The Pets' Holiday Hazards season begins with Halloween when trick-or-treat bags are theirs for the raiding. While it takes a lot of chocolate to make a Pyr-sized dog sick, the plastic candy wrappers can cause discomfort and even intestinal blockage. While we're on the subject of chocolate, remember that chocolate contains an element, called theobromine, that is toxic to dogs. Even one ounce of pure chocolate can be lethal to a small dog (10 pounds or less). Larger quantities of chocolate can poison or even kill a medium or large dog. Dark and unsweetened baking chocolates are especially dangerous. So save the chocolate treats for yourself and guests, out of the dogs' reach.

Thanksgiving brings the danger of too much fat, poultry bones and a surfeit of leftovers. Poultry bones can splinter, puncturing the dog's intestinal tract, excess fat (including the turkey skin) and rich leftovers can cause diarrhea, vomiting and even hot spots. If you want your pets to share the Thanksgiving meal, limit their portion to a tablespoon of gravy and some leftover vegetables (not corn or onions) stirred into their regular kibble. They can skip the pie; a dog biscuit spread with peanut butter is tasty, and much better for them.

If you celebrate Chanukah, or use candles for any of the holidays, be sure they are up high where neither children nor dogs can accidentally knock them over. Christmas trees are very attractive to pets - while we smell the scent of evergreen, they smell birds, and squirrels and other furry visitors and it's the rare male Pyr than can resist "marking" the tree at least once, to claim his ownership of it.

No home with pets should use flocking, "angel hair" (which is often spun glass) or tinsel on the tree.
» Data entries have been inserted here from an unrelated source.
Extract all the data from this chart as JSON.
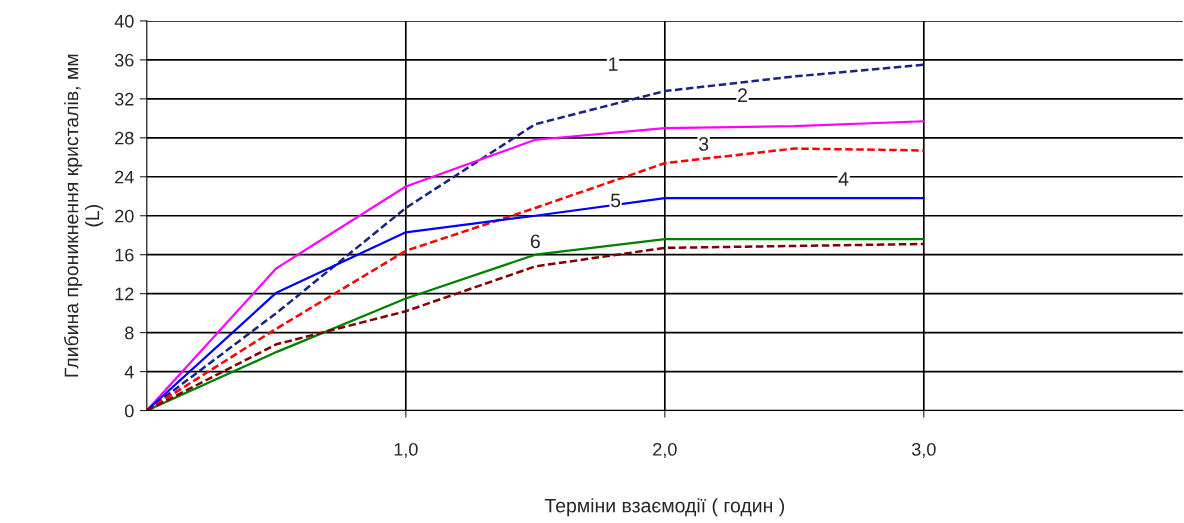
{
  "chart_data": {
    "type": "line",
    "xlabel": "Терміни взаємодії ( годин )",
    "ylabel": "Глибина проникнення кристалів, мм\n(L)",
    "x": [
      0,
      0.5,
      1,
      1.5,
      2,
      2.5,
      3
    ],
    "series": [
      {
        "color": "#1a237e",
        "line_style": "dashed",
        "values": [
          0,
          10,
          20.8,
          29.4,
          32.8,
          34.3,
          35.5
        ]
      },
      {
        "color": "#ff00ff",
        "line_style": "solid",
        "values": [
          0,
          14.6,
          23,
          27.8,
          29,
          29.2,
          29.7
        ]
      },
      {
        "color": "#ff0000",
        "line_style": "dashed",
        "values": [
          0,
          8.4,
          16.4,
          20.8,
          25.4,
          26.9,
          26.7
        ]
      },
      {
        "color": "#0000ff",
        "line_style": "solid",
        "values": [
          0,
          12.1,
          18.3,
          20,
          21.8,
          21.8,
          21.8
        ]
      },
      {
        "color": "#008000",
        "line_style": "solid",
        "values": [
          0,
          6,
          11.5,
          16,
          17.6,
          17.6,
          17.6
        ]
      },
      {
        "color": "#800000",
        "line_style": "dashed",
        "values": [
          0,
          6.8,
          10.2,
          14.8,
          16.7,
          16.9,
          17.1
        ]
      }
    ],
    "annotations": [
      "1",
      "2",
      "3",
      "4",
      "5",
      "6"
    ],
    "xlim": [
      0,
      4
    ],
    "xticks": [
      {
        "value": 1,
        "label": "1,0"
      },
      {
        "value": 2,
        "label": "2,0"
      },
      {
        "value": 3,
        "label": "3,0"
      }
    ],
    "ylim": [
      0,
      40
    ],
    "yticks": [
      0,
      4,
      8,
      12,
      16,
      20,
      24,
      28,
      32,
      36,
      40
    ],
    "grid": true,
    "marker": "none"
  }
}
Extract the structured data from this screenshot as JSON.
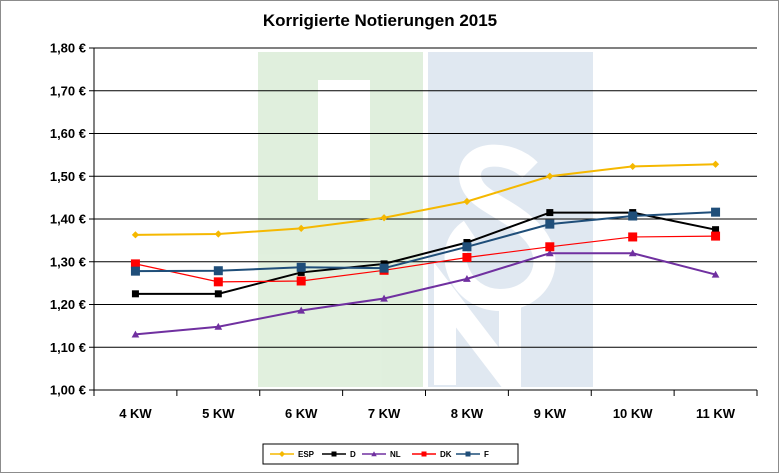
{
  "chart_data": {
    "type": "line",
    "title": "Korrigierte Notierungen 2015",
    "xlabel": "",
    "ylabel": "",
    "categories": [
      "4 KW",
      "5 KW",
      "6 KW",
      "7 KW",
      "8 KW",
      "9 KW",
      "10 KW",
      "11 KW"
    ],
    "yticks": [
      "1,00 €",
      "1,10 €",
      "1,20 €",
      "1,30 €",
      "1,40 €",
      "1,50 €",
      "1,60 €",
      "1,70 €",
      "1,80 €"
    ],
    "ylim": [
      1.0,
      1.8
    ],
    "grid": true,
    "legend_position": "bottom",
    "series": [
      {
        "name": "ESP",
        "color": "#f5b800",
        "marker": "diamond",
        "values": [
          1.363,
          1.365,
          1.378,
          1.403,
          1.441,
          1.5,
          1.523,
          1.528
        ]
      },
      {
        "name": "D",
        "color": "#000000",
        "marker": "square",
        "values": [
          1.225,
          1.225,
          1.275,
          1.295,
          1.345,
          1.415,
          1.415,
          1.375
        ]
      },
      {
        "name": "NL",
        "color": "#7030a0",
        "marker": "triangle",
        "values": [
          1.13,
          1.148,
          1.186,
          1.214,
          1.26,
          1.32,
          1.32,
          1.27
        ]
      },
      {
        "name": "DK",
        "color": "#ff0000",
        "marker": "square",
        "values": [
          1.295,
          1.253,
          1.255,
          1.28,
          1.31,
          1.335,
          1.358,
          1.36
        ]
      },
      {
        "name": "F",
        "color": "#1f4e79",
        "marker": "square",
        "values": [
          1.278,
          1.279,
          1.287,
          1.285,
          1.335,
          1.388,
          1.407,
          1.416
        ]
      }
    ]
  }
}
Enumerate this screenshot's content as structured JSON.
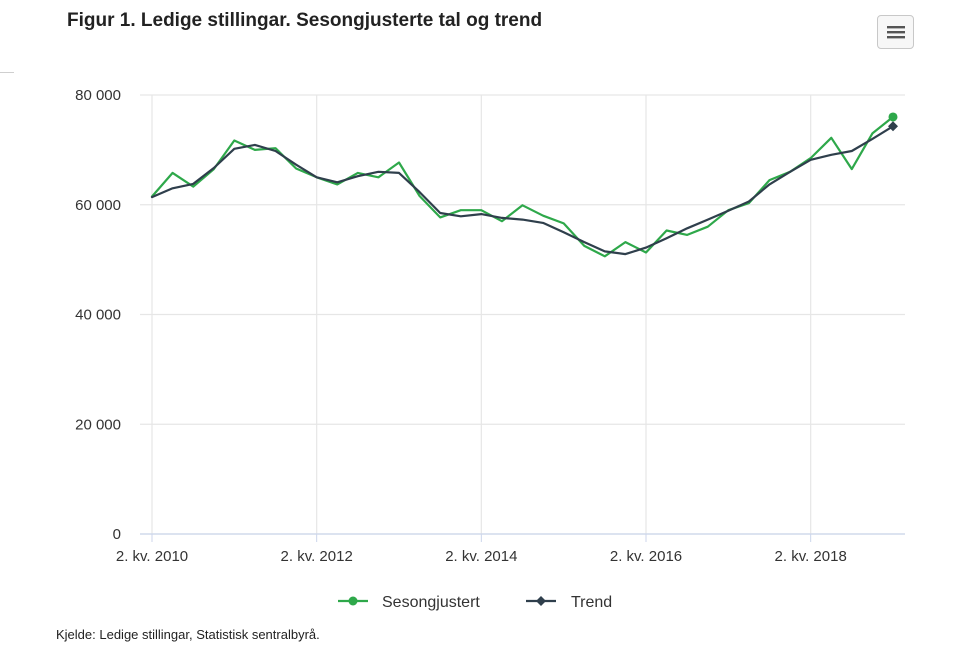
{
  "title": "Figur 1. Ledige stillingar. Sesongjusterte tal og trend",
  "menu_icon": "hamburger-menu-icon",
  "source": "Kjelde: Ledige stillingar, Statistisk sentralbyrå.",
  "colors": {
    "sesongjustert": "#2ea84a",
    "trend": "#2f3f4c",
    "grid": "#e6e6e6",
    "axis_text": "#333333"
  },
  "chart_data": {
    "type": "line",
    "title": "Figur 1. Ledige stillingar. Sesongjusterte tal og trend",
    "xlabel": "",
    "ylabel": "",
    "x": [
      "2010K2",
      "2010K3",
      "2010K4",
      "2011K1",
      "2011K2",
      "2011K3",
      "2011K4",
      "2012K1",
      "2012K2",
      "2012K3",
      "2012K4",
      "2013K1",
      "2013K2",
      "2013K3",
      "2013K4",
      "2014K1",
      "2014K2",
      "2014K3",
      "2014K4",
      "2015K1",
      "2015K2",
      "2015K3",
      "2015K4",
      "2016K1",
      "2016K2",
      "2016K3",
      "2016K4",
      "2017K1",
      "2017K2",
      "2017K3",
      "2017K4",
      "2018K1",
      "2018K2",
      "2018K3",
      "2018K4",
      "2019K1",
      "2019K2"
    ],
    "x_tick_labels": [
      "2. kv. 2010",
      "2. kv. 2012",
      "2. kv. 2014",
      "2. kv. 2016",
      "2. kv. 2018"
    ],
    "x_tick_index": [
      0,
      8,
      16,
      24,
      32
    ],
    "y_ticks": [
      0,
      20000,
      40000,
      60000,
      80000
    ],
    "y_tick_labels": [
      "0",
      "20 000",
      "40 000",
      "60 000",
      "80 000"
    ],
    "ylim": [
      0,
      80000
    ],
    "grid": true,
    "legend_position": "bottom-center",
    "series": [
      {
        "name": "Sesongjustert",
        "marker": "circle",
        "values": [
          61500,
          65800,
          63300,
          66500,
          71700,
          70000,
          70300,
          66600,
          65000,
          63700,
          65800,
          65000,
          67700,
          61600,
          57700,
          59000,
          59000,
          57000,
          59900,
          58000,
          56600,
          52500,
          50600,
          53200,
          51300,
          55300,
          54500,
          56000,
          59000,
          60300,
          64500,
          66000,
          68500,
          72200,
          66500,
          73000,
          76000
        ]
      },
      {
        "name": "Trend",
        "marker": "diamond",
        "values": [
          61400,
          63000,
          63800,
          66700,
          70200,
          70900,
          69800,
          67300,
          65000,
          64100,
          65200,
          66000,
          65800,
          62300,
          58500,
          57900,
          58300,
          57600,
          57300,
          56700,
          55000,
          53200,
          51500,
          51000,
          52200,
          53900,
          55700,
          57300,
          58900,
          60600,
          63700,
          66000,
          68200,
          69100,
          69800,
          72000,
          74300
        ]
      }
    ]
  }
}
Ingested even accidentally, these can cause intestinal damage leading to death. The trees of long-time pet owners are easily spotted by the clustering of non-breakable ornaments on the lower branches, up to the pet's head-height, with the glass heirlooms safely wired to the topmost branches. The white trim on the lower branches is probably Pyr hair.

If you have a pup still in the chewing stage, ask your hardware store about a Ground Protection Fault (GPF) plug for the tree lights. This will cut off the electricity to the plug if the string gets grounded - in the mouth of a pup, for example. For a small investment, it can prevent electrocution, injury and even death.

Don't put preservatives into the water around the base of a tree; this is a favorite "watering hole" for both dogs and cats, so check the water level daily. If your pup is still in the "bull-in-a-china-shop" stage, consider getting a smaller tree that you can put up on a table. For additional stability, use strong nylon line to cross-tie the tree to the wall or ceiling. Visitors sometimes wonder about the strange placement of ceiling mounted planter hooks at my house - until the Christmas tree is tied to them for stability against pups and kittens!

Finally, keep ornamental holiday plants out of the dogs' reach. Some toxic holiday plants include amaryllis, boxberry, Christmas berry, Christmas cherry, Christmas pepper, Christmas rose, holly, mistletoe, poinsettia, rhododendron and yew. If any of these are ingested, remember that 1-2 tablespoonfuls of hydrogen peroxide given orally to your pet will induce vomiting. Always check with your veterinarian if possible before inducing vomiting.

 Remember that our pets thrive best on a regular schedule. Regular mealtimes, regular bed times, regular attention times, all contribute to the pets' peace of mind. If holiday shopping interferes with quality time with the dog (or the family), give some thought to rescheduling the shopping. If you are one of the many who suffer from depression during the holidays, keeping your pet to a regular schedule will help you as much as it helps him. Physical exercise, regular walks and quiet cuddle-times are good for both of you.

 With some planning, some training of both dog and family, and attention their need for a stable schedule, the holidays can be an enjoyable time for everyone. Oh, while you are making out your Holiday giving list, don't forget a donation to your local Rescue. Happy Holidays to all.